A/N: Oh hey, season seven! I'm so excited for this one. I'm going to try to include as many different POVs as I can. Also, some of the chapters might be on the shorter side, but there will be more of them, since there are so many great episodes to write for!
Spoilers for episodes 7x1 and 7x2, Built To Kill.
As I sat at Sam's funeral, my mother on one side of me and Lindsey on the other, I felt wholly, completely numb.
Why did Sam always have to mess things up for my family? I was only just coming to terms with accepting him as my father, and now he's gone. My mother couldn't control her tears, she soaked through three handkerchiefs. Lindsey was as quiet as a mouse and as still as a statue. I was worried about them both. I didn't have enough time to be worried about me.
The turnout at the funeral was huge. I didn't recognize half the faces in the church. But seated a couple rows back from me and my family, the team sat together. They had come to pay their respects to Sam and show support for me. I was grateful, but I didn't have the time or energy to face them quite yet.
When the service ended, Lindsey melted into me, and I wrapped my arms around her, feeling her sob into my shoulder. She was struggling to recuperate, just like I was. In that moment, I swore to myself that I would try harder to be a better mother and friend to her. It was a promise I'd made time and time again, always failing to live up to it like a New Year's resolution by summertime. But this time, I told myself, it would be different. Sam had lost his chance to be a real father to me. Lindsey had no father left. I was all she had.
The sun was unnaturally bright as we stepped outside the church, blurring my vision. I shook so many hands and was offered so many hugs, I lost track, operating on autopilot after the first couple dozen. A hand on my shoulder almost made me jump.
"Cath," Grissom said softly. "I'm so sorry."
I accepted his hug, because it was one that I actually wanted. I allowed myself to cry just a little in his embrace, because I hadn't let myself shed even one tear since Sam was shot, for my mother's and Lindsey's sake.

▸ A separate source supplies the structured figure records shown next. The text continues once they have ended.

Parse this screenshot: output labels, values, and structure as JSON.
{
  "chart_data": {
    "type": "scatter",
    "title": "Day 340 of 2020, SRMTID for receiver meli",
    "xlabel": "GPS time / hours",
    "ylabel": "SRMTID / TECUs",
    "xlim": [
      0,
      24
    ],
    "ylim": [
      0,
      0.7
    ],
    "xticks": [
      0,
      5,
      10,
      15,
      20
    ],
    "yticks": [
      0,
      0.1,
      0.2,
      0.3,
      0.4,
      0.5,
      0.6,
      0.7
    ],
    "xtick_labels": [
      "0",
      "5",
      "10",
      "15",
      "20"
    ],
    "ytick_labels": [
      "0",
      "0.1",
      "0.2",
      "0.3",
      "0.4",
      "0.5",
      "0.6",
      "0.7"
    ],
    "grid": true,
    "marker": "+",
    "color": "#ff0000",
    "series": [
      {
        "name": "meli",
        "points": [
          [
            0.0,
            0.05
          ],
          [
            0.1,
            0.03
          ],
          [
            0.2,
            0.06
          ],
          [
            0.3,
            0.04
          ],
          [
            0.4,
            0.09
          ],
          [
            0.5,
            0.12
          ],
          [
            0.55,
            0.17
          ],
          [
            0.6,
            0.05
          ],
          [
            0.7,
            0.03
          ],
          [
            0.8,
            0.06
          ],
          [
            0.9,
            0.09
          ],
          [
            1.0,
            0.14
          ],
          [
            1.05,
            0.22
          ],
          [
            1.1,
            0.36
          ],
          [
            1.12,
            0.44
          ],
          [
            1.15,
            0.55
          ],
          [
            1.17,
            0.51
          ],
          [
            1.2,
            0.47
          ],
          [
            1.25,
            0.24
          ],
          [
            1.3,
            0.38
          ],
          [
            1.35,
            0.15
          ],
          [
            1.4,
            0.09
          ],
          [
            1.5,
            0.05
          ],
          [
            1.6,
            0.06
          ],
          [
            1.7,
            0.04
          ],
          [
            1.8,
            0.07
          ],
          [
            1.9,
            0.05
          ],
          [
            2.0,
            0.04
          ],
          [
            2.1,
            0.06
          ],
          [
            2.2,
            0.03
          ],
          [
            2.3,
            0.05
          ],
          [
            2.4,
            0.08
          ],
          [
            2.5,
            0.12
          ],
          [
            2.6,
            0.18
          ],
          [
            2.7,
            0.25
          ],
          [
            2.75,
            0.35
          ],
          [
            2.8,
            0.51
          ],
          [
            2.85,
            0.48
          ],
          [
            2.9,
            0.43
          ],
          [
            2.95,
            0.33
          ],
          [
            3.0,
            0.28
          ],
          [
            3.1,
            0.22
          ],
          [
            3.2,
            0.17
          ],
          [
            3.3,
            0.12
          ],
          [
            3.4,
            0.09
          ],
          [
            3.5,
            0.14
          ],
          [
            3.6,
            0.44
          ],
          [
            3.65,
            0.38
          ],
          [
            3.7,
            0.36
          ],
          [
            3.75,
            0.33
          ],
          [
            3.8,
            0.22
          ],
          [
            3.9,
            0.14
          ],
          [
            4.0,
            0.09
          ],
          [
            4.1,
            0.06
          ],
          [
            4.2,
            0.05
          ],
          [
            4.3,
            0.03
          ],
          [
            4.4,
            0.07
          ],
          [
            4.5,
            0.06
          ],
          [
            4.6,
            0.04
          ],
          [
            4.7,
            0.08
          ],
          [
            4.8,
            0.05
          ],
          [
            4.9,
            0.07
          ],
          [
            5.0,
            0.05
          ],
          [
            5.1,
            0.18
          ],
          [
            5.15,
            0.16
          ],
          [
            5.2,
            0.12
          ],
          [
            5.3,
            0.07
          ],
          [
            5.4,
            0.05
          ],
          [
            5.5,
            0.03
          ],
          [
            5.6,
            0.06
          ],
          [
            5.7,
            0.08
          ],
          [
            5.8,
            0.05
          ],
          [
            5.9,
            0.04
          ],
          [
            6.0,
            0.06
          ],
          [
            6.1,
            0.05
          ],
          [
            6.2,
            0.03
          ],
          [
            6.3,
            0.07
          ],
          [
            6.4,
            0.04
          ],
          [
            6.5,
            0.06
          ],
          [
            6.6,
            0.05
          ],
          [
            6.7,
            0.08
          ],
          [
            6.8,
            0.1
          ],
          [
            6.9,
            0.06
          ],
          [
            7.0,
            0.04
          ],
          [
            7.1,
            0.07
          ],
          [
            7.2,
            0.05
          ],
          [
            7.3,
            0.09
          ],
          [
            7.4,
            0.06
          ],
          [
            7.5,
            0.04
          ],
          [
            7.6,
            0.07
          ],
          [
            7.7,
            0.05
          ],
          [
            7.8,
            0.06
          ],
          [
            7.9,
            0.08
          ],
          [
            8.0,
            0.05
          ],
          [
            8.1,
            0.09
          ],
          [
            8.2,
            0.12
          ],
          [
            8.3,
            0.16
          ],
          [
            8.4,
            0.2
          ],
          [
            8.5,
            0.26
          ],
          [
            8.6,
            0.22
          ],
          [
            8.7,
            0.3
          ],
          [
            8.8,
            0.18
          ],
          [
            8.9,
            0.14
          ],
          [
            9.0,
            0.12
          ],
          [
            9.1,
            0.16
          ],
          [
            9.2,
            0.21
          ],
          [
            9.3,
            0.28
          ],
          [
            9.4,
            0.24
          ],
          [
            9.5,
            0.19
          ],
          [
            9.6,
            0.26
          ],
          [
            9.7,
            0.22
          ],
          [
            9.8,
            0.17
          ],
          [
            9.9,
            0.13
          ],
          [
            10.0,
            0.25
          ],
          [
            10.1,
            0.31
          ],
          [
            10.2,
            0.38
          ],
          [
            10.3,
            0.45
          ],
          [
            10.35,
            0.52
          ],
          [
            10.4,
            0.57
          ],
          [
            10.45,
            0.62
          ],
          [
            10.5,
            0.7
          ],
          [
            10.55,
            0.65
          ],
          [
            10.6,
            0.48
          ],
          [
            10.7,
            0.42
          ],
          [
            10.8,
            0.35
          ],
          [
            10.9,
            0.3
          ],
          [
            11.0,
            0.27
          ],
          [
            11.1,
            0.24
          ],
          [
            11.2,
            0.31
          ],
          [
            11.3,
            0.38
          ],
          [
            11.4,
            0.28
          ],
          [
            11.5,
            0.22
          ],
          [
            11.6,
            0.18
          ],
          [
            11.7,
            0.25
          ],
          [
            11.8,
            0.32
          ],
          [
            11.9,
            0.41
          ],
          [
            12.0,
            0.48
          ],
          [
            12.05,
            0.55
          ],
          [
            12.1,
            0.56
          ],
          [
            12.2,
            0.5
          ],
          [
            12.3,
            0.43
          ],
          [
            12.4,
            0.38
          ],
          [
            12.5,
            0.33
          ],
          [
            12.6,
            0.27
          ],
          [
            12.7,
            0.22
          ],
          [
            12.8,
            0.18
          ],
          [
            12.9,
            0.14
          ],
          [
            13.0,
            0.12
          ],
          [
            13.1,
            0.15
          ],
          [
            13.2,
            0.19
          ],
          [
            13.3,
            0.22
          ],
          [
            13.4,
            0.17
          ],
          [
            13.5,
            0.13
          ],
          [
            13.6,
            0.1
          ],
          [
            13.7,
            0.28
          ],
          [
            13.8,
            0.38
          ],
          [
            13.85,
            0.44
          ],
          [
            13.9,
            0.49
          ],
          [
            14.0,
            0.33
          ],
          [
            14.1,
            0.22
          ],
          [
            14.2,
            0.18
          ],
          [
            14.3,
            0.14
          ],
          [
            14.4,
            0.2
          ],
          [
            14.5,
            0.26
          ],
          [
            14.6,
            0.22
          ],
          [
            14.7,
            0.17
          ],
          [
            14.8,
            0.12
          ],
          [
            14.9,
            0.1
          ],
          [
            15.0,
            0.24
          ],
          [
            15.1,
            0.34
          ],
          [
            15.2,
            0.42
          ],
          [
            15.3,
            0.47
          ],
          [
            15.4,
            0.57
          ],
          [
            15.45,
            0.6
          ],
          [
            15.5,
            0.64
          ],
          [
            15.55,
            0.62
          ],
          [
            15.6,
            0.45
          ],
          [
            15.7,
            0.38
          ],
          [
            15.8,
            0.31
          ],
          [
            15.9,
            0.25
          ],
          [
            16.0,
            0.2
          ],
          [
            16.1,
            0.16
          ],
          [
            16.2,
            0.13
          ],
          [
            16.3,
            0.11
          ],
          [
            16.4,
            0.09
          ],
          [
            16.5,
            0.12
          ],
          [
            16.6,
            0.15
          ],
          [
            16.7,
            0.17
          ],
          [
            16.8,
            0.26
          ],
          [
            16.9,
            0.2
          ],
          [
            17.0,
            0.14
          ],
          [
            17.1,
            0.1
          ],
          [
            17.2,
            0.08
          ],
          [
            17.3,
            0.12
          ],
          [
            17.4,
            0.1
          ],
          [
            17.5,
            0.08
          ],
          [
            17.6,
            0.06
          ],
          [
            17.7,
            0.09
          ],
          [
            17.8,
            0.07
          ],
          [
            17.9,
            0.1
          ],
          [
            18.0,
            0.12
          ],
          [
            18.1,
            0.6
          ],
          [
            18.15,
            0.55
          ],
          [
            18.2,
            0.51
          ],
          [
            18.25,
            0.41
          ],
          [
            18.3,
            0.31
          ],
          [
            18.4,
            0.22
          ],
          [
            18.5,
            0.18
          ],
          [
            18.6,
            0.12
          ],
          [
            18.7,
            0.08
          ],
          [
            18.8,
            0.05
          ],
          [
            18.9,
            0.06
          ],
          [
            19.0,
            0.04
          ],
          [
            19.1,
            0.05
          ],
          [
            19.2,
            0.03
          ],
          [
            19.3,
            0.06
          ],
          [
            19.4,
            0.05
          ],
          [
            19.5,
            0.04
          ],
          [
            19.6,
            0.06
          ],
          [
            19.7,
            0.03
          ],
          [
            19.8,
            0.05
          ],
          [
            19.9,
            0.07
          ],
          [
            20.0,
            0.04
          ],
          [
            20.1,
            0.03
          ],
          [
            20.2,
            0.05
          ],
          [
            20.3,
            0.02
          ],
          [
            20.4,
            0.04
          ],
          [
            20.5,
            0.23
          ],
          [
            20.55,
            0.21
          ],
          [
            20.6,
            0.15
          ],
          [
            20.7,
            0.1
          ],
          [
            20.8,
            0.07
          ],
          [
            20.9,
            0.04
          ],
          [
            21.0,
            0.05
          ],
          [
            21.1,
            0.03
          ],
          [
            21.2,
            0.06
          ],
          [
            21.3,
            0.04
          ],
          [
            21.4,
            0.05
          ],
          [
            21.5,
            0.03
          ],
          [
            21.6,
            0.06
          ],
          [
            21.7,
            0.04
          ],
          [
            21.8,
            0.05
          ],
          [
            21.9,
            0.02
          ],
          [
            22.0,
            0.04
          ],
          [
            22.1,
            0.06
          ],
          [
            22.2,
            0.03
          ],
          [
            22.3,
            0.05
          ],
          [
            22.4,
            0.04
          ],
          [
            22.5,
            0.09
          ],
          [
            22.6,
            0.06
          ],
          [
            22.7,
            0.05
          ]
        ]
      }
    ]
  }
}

When we pulled away, Grissom's brow was wrinkled in concern.
"I'll be ready to get back to work the day after tomorrow," I said, clearing my throat. "Just… a few loose ends to tie up."
"Don't worry about work," he said. "We have it covered… if you need more time."
I shook my head.
"Thanks, but no thanks," I said. "I think the best thing for me to do – for all of us to do – is get back to normal as soon as possible. But I appreciate the offer."
He nodded.
"I'm sorry I wasn't there much for you," he offered. "I had no idea until…"
"It's okay," I cut in. "I-I can handle it. And Warrick was there at the crash. And Sara helped at the motel."
An odd little smile crossed his face as his eyes flickered to the spot where Sara lingered by her car.
"Well, anything you need, just let me know."
"Thanks, Gil."
A while after our conversation, I buried my father and the numbness reclaimed me. And when I went back to work, the first few days were tough. The distraction was needed, but it was difficult to watch Nick and Warrick teasing each other, Greg throwing jokes, Sara looking especially cheerful and even Grissom cracking a smile or two, while I was working so hard to keep my family, my life and my sanity in tact.
I guess I just wasn't meant for a happy ending.